Benchmark results: 96.2% overall accuracy, 97.1% TPR, 4.8% FPR. Performance degraded most significantly on samples under 5 seconds (89.4% accuracy), which is expected given the reduced signal available for waveform analysis. Strongest performance was on voice clones generated by neural TTS systems (98.3% accuracy).
Wav2Vec2 XLSR
Wav2Vec2 XLSR is a self-supervised speech model pre-trained on 128 languages. For voice clone detection, we fine-tuned the XLSR checkpoint on the ASVspoof 2021 dataset with additional synthetic samples. Wav2Vec2 operates on learned feature representations of speech, making it particularly effective at detecting prosodic anomalies — the subtle patterns of stress and rhythm that voice cloning systems struggle to reproduce accurately.
Benchmark results: 93.8% overall accuracy, 94.2% TPR, 6.1% FPR. Wav2Vec2 showed stronger performance than RawNet2 on compressed audio (e.g. telephone-quality recordings at 8kHz), where waveform artifacts that RawNet2 relies on are partially destroyed by compression. This makes Wav2Vec2 particularly useful for call center fraud detection use cases.
MFCC-CNN
The MFCC-CNN approach extracts Mel-frequency cepstral coefficients — a hand-crafted representation of the spectral envelope of audio — and feeds them into a convolutional classifier. MFCC features are the most interpretable of the three approaches: specific cepstral bins correspond to identifiable acoustic properties, making it possible to understand why a specific recording was classified as synthetic.

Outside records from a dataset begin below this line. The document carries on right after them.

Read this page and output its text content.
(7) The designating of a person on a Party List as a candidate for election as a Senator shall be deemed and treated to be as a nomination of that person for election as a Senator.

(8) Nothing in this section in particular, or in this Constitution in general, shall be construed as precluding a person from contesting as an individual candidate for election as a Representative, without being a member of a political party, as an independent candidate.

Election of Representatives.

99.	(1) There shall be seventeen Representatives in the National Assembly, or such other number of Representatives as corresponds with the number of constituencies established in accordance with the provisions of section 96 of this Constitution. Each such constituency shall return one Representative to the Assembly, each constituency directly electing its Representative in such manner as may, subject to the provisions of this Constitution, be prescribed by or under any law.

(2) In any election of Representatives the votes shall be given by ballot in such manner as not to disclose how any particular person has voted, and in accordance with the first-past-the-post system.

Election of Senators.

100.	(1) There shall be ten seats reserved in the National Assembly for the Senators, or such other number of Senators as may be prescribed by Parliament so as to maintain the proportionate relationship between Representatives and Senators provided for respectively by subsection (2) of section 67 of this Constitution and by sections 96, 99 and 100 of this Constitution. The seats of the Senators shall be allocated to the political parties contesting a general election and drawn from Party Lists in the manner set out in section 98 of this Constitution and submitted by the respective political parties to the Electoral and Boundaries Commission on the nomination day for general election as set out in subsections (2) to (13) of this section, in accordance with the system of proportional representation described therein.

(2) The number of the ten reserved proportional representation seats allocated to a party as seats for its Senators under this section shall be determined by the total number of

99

Benchmark results: 91.1% overall accuracy, 92.4% TPR, 8.3% FPR. MFCC-CNN showed the largest performance gap between seen and unseen synthesis systems: 94.2% on systems in the training distribution, 87.9% on out-of-distribution systems. This is the expected weakness of hand-crafted feature approaches compared to end-to-end learned representations.
Ensemble performance
The TruthScan ensemble combines all three models using a learned voting matrix. Ensemble benchmark results: 96.4% overall accuracy, 97.8% TPR, 3.1% FPR. The ensemble consistently outperforms any individual model, with the largest gains on short clips (under 5 seconds) where individual models are weakest, and on out-of-distribution synthesis systems where model diversity provides robustness.
Conclusions
No single model dominates across all conditions. RawNet2 is the best single model for high-quality audio. Wav2Vec2 is preferred for compressed or telephone-quality audio. MFCC-CNN provides interpretability and complementary signal for ensemble combination. For production deployment, the ensemble is clearly the right choice — the false positive rate reduction from 4.8% (RawNet2 alone) to 3.1% (ensemble) is operationally significant at scale.